高い天井に、誰の声も届かない。かつてミサが行われていたこの空間は、今、五人の人間と一人の刑事を包み込んでいる。ホールの照明が、ステンドグラスに淡い反射を生んでいた。赤と青と金。祈りのための光が、今は審判の光のように見えた。

小峰は窓際に立っている。背中を向けたまま、外を見ていた。

雪は、まだ降り続いている。灰色の空と、白い地面。世界が色を失ったような風景だった。音もなく落ちていく雪の粒が、窓ガラスに触れては消えていく。

「……聞きたいですか」

小峰の声は静かだった。振り返らないまま、言葉を続ける。

「十五年前のことを」

誰も答えなかった。

律は腕を組んだまま動かない。その目は床を見つめている。何かを待っているのか、それとも——何かを恐れているのか。

慎一は壁に背を預けている。右手が腰のあたりに伸びていた。緊張の仕草だ。彼の目は小峰の背中を見つめている。何かを言いたそうだった。でも、言葉が出てこないようだった。

翠は椅子に座ったまま、膝の上で手を握りしめていた。静かに。彼女の視線は、自分の手に落ちている。

凛は少し離れた場所で、全員を見ていた。観察するような目だった。状況を把握しようとしている。彼女と翠は、十五年前の詳細を知らない。

そして戸川だけが、中央に立っていた。

刑事は静かに待っている。急かす様子はない。問い詰める様子もない。ただ、そこに立って、小峰の言葉を待っている。

長い沈黙があった。窓の外で、風が雪を巻き上げた。

「……聞かせてください」

戸川の声は穏やかだった。

小峰がゆっくりと振り返った。その表情は穏やかだった。覚悟を決めた人間の顔だった。

「十五年前……私はこのカルテットの第二ヴァイオリンでした」

言葉が、静かに落ちた。高い天井に響いて、消えていく。

戸川は静かにうなずいた。

「創設メンバーでした。律さん、慎一さん、それから——もう一人のチェリストと、私。四人で始めたんです」

小峰の視線が、一瞬だけ律に向いた。すぐに逸れる。

「でも、十五年前に辞めました。表向きは……手の怪我で」

戸川はうなずいた。

「実際は——追い出されたんです」

これも、既に聞いていた。だが、その経緯までは知らない。

沈黙が落ちた。

律が顔を伏せた。両手で額を押さえている。全身が、かすかに震えていた。十五年前のことを、今、もう一度聞かなければならない。

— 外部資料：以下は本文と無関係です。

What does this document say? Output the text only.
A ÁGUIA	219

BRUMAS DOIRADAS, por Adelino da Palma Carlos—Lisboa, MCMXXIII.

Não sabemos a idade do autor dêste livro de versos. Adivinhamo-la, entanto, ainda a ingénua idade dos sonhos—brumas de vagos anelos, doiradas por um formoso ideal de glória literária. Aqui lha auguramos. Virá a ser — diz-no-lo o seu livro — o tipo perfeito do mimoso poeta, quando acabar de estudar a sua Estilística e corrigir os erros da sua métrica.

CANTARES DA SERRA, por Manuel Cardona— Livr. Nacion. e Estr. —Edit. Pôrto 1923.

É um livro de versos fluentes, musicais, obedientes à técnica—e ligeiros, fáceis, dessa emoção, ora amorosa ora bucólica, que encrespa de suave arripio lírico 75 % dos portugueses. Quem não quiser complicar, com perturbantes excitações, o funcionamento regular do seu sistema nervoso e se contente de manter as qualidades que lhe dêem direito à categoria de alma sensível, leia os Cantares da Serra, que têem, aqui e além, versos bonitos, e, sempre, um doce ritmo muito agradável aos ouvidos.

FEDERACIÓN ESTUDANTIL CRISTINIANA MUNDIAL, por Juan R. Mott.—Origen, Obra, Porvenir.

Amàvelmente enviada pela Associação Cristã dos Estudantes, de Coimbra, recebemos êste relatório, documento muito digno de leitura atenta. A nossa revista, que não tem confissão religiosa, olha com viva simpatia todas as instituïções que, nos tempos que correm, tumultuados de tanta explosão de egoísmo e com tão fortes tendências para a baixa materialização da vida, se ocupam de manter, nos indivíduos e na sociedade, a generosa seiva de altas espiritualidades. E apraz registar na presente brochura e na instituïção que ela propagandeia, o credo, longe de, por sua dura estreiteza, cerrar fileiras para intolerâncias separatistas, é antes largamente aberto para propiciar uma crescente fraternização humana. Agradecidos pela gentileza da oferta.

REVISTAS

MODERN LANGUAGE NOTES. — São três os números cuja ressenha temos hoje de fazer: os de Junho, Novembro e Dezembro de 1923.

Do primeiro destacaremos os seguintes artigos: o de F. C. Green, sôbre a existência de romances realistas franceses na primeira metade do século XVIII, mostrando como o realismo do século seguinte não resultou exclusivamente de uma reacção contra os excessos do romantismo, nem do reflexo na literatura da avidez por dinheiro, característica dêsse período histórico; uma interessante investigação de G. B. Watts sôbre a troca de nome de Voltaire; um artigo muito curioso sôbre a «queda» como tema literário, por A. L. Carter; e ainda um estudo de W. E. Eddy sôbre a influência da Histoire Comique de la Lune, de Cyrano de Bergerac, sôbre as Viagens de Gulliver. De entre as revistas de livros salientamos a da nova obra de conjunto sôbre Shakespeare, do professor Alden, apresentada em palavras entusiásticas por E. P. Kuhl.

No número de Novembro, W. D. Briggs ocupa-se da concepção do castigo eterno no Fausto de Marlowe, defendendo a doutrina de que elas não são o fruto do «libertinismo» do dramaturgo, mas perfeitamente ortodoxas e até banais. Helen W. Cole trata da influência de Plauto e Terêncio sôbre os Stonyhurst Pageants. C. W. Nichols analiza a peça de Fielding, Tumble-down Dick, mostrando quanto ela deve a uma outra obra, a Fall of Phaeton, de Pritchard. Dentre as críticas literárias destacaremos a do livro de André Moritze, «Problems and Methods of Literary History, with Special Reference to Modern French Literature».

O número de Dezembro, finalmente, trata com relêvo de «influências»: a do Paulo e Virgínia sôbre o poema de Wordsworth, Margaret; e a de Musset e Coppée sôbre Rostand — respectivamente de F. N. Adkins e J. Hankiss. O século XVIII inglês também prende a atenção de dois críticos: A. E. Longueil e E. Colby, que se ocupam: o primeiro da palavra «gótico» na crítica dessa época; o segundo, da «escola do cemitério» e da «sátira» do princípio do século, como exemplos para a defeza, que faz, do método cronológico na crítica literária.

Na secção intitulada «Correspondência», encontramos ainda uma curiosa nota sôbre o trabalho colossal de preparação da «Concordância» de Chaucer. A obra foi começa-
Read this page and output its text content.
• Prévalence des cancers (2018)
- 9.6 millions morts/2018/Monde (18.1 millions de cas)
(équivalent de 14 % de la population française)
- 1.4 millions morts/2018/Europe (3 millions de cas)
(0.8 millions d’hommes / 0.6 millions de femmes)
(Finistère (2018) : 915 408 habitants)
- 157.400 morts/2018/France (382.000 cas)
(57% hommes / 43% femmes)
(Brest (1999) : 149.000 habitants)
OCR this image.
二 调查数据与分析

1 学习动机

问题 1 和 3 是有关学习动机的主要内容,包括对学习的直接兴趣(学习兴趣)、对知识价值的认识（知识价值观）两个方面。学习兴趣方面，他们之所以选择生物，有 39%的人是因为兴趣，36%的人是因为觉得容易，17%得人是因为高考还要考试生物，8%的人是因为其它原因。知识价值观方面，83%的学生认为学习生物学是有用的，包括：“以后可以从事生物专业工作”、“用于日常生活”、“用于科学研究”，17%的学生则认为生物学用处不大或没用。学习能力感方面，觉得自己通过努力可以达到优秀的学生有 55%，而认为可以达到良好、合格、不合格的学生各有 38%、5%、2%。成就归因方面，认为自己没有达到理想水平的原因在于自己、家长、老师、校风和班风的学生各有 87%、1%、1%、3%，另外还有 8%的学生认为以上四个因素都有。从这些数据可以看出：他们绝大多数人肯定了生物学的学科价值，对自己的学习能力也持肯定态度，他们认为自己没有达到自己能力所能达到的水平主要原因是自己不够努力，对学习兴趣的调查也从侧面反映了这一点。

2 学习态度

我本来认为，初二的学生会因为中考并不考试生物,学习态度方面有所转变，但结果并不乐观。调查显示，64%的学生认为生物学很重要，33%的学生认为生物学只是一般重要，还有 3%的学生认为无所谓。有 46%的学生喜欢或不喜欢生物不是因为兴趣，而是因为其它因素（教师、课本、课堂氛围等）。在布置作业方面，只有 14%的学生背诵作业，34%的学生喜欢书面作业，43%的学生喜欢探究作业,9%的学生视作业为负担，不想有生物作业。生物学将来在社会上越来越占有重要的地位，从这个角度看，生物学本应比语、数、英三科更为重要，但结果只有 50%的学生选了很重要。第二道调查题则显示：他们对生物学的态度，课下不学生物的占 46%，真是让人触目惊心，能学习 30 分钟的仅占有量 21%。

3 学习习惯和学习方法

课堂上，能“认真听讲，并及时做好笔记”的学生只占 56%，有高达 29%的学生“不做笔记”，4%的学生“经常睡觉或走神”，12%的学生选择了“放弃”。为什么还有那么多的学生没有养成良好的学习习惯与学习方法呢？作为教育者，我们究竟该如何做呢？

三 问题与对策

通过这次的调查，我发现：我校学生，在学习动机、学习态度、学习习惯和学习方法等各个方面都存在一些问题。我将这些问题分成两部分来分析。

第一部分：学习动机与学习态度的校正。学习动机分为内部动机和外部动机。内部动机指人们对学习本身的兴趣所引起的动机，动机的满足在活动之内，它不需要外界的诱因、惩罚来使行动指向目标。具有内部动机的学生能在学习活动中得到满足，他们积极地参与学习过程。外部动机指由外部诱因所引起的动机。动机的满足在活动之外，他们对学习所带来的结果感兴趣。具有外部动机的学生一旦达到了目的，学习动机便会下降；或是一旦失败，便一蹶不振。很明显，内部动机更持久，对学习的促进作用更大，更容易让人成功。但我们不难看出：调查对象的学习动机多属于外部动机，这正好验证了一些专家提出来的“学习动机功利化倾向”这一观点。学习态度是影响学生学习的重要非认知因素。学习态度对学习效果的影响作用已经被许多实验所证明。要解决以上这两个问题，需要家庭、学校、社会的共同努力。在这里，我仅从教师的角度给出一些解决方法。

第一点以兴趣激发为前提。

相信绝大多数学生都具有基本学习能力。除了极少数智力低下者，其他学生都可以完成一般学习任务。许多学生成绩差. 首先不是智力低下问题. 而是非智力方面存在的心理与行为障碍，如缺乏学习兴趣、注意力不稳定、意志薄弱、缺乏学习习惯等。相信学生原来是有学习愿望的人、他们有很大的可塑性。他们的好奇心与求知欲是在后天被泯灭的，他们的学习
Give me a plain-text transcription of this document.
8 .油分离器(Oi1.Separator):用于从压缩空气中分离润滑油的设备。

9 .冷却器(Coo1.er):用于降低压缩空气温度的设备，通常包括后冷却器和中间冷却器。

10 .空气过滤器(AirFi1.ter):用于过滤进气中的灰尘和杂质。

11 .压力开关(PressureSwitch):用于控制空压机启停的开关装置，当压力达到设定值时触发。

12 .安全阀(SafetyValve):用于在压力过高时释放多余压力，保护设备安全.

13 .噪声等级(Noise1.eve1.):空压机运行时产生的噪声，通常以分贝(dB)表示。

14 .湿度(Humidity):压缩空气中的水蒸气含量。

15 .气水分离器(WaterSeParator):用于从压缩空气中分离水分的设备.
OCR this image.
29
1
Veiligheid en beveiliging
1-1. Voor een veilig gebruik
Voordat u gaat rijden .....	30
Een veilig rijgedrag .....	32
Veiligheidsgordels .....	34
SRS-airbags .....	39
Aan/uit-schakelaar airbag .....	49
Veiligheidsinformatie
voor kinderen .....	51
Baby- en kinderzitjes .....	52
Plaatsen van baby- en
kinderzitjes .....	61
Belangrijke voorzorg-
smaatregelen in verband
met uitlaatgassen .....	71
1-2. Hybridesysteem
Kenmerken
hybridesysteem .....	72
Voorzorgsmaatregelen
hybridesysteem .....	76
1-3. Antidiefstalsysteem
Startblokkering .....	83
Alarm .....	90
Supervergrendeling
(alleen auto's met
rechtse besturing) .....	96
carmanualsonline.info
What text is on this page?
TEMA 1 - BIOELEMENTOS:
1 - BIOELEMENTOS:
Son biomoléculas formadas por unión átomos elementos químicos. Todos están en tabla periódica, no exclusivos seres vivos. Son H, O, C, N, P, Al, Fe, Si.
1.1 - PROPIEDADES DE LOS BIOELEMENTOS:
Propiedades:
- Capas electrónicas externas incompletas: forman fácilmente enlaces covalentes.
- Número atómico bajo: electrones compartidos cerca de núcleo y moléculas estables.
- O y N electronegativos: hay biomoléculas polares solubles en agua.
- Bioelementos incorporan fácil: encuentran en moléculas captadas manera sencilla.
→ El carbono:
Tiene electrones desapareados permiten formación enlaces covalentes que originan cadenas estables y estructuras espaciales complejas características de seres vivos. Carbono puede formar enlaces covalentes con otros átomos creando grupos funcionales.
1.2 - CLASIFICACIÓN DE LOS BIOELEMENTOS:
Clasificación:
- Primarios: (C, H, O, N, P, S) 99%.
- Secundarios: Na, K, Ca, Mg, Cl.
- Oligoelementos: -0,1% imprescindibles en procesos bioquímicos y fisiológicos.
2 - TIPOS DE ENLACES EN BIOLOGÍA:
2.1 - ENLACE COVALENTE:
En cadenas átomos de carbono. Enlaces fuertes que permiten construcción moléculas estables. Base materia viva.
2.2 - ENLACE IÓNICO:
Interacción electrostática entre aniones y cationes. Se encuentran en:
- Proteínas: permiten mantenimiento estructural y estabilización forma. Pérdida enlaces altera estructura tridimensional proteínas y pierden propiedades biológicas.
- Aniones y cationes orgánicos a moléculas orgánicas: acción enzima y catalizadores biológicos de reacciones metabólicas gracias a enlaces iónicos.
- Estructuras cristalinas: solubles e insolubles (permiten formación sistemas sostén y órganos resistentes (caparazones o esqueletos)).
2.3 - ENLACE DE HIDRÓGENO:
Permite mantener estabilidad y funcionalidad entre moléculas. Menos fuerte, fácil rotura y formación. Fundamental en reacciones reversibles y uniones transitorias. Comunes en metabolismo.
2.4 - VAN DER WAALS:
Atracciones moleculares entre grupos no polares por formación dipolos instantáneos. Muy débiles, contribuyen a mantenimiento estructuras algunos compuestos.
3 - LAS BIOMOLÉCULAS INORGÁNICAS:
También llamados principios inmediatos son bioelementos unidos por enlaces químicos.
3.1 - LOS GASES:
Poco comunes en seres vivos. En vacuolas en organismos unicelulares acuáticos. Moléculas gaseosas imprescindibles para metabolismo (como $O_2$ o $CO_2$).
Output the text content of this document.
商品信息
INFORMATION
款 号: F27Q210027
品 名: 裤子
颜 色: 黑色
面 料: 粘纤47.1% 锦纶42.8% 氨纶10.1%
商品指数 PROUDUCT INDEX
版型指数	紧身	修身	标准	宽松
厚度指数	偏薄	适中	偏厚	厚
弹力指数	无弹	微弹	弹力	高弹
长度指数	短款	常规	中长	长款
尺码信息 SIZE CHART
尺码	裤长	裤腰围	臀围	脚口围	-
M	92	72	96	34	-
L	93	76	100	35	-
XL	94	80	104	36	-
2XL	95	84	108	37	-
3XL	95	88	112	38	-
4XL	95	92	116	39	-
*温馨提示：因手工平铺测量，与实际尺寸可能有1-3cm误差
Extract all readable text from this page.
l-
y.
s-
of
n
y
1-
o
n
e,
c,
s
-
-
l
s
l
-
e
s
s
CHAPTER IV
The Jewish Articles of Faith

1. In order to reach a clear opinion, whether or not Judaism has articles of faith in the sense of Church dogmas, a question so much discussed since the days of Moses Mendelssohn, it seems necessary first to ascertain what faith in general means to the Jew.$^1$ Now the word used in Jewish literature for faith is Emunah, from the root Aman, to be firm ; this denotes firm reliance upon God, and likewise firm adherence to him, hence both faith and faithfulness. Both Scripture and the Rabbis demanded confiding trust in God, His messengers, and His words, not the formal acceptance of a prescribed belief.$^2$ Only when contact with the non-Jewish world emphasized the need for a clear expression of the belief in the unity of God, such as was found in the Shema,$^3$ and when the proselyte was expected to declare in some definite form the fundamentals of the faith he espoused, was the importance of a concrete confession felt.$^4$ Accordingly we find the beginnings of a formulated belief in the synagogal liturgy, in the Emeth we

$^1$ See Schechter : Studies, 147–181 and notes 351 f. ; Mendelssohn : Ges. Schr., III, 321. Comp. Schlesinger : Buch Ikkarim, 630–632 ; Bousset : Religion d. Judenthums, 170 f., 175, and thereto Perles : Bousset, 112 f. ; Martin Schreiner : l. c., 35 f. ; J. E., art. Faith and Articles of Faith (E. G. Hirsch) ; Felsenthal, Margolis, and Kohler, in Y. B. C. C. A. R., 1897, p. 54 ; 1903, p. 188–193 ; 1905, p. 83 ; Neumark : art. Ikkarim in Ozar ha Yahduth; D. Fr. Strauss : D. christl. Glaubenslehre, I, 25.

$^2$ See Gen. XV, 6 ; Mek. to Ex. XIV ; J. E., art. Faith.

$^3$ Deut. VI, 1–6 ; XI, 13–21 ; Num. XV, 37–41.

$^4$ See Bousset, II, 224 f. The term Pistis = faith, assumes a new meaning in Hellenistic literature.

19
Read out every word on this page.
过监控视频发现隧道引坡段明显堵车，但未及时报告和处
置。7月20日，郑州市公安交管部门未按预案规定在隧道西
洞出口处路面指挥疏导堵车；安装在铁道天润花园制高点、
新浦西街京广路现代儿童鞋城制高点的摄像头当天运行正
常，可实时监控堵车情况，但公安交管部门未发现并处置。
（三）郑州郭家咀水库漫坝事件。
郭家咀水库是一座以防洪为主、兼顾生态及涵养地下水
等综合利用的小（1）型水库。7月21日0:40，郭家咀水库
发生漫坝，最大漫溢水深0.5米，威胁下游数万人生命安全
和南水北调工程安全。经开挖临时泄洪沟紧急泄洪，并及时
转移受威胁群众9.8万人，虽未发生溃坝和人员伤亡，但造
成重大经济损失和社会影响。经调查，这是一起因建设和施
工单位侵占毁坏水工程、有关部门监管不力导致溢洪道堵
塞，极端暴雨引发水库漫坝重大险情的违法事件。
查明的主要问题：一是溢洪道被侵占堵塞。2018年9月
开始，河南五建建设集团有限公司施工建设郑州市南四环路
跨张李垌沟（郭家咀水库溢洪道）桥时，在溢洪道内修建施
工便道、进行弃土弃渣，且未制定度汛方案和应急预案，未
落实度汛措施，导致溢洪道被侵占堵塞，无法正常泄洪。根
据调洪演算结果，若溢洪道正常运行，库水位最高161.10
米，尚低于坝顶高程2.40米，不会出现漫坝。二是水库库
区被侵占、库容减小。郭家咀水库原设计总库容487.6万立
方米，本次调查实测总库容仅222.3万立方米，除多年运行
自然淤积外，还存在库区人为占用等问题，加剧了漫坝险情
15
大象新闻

慎一の右手が、腰のあたりに伸びている。緊張の仕草だ。彼もまた、あの時のことを覚えている。止められなかったことを。

「律さんに言われました。『お前の音は合わない』と」

小峰の声には怒りがなかった。ただ、事実を述べているだけのような口調だった。

「でも、本当の理由は別でした」

戸川は黙って聞いている。

「私は……ビジネスに口を出しすぎた」

小峰が窓に背を向けて、全員に向き直った。

「当時、私がカルテットの契約や財務を担当していました。レコード会社との交渉も、私がやっていた。演奏だけに集中したい他のメンバーの代わりに」

「鶴見さんは——当時からプロデューサーでした。彼は、私のやり方が気に入らなかった」

「具体的には」

戸川が静かに聞く。

「私は……アーティスト側の取り分を増やそうとしていました。当たり前のことです。自分たちの音楽で、自分たちが正当に報われるべきだと思っていた」

小峰の視線が、虚空を見つめる。

凛が少しだけ目を細めた。今、その交渉をしているのは彼女だ。——同じ相手と、同じ交渉を。十五年前の自分の前任者が。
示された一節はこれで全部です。